Schedule changes occur quite frequently, and every airline reserves the right to change its flight schedule arbitrarily. From a custom service perspective, however, they don't want to inconvenience their passengers too much, and so rescheduling will kick off automated rebooking processes. AA has only one LAX-SYD departure per day, and likely the rebooking algorithm couldn't find suitable alternatives without sending you out a day early.

You are not required to accept the airline's automatic rebooking, so it is fine that you did not click the button to confirm. What you do need to do is call American Airlines as soon as possible to see what other alternatives are possible, as any alternative flights will only get fuller with each passing day. It helps to be flexible, and to have done some initial research into alternatives, as you have done. Yes, they can change your routing, although their willingness to do so may depend on your frequent flyer status, the fare you paid, and like matters.

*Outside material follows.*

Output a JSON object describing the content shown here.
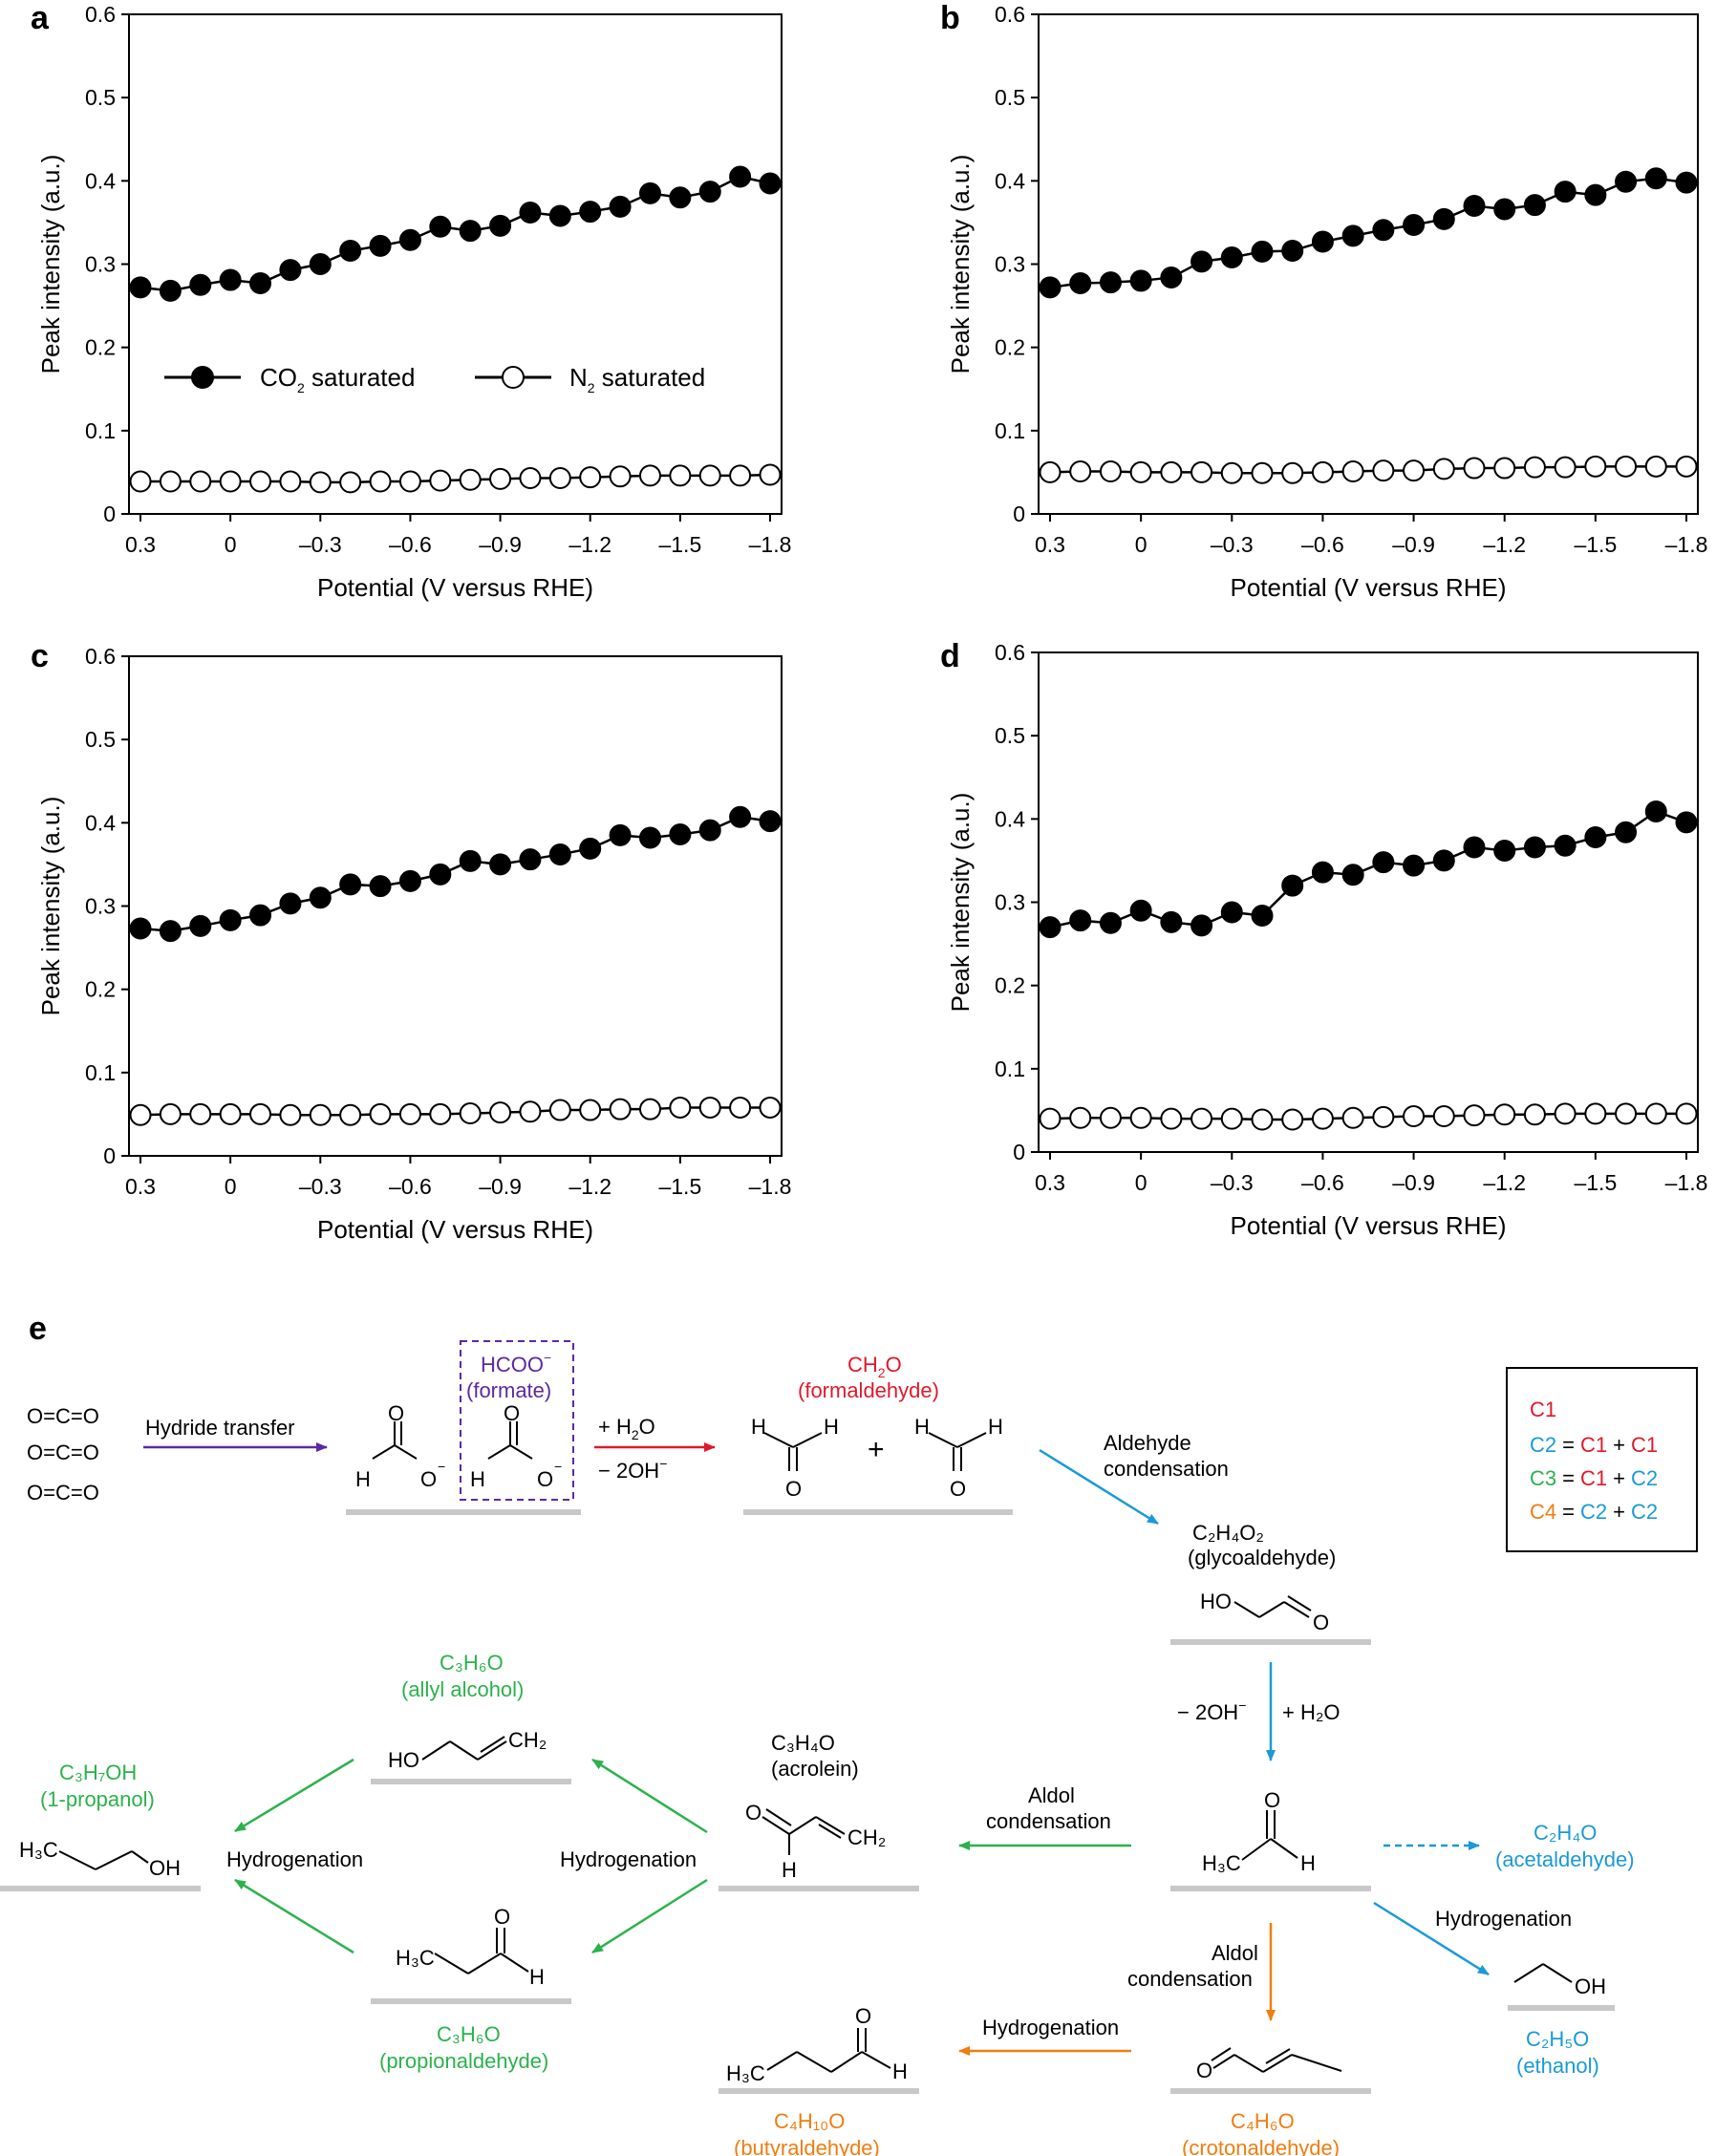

The airline isn't required, however, to provide you a hotel room if you agree to an itinerary change that does involve an overnight. Neither are they required to offer any other compensation, although they might offer a voucher or some frequent flyer miles as a customer service gesture. The only legally guaranteed remedy is for you to forego the trip and accept an involuntary refund of the money you paid originally, as would be the case with any other major U.S. airline.

AA's Conditions of Carriage, the contract you agree to when you buy a ticket from them, states

We will refund a non-refundable ticket (or the value of the unused segment of your trip) to the original form of payment if:

  • We make a schedule change that results in a change of 61 minutes or more.

but provides no other promises of compensation.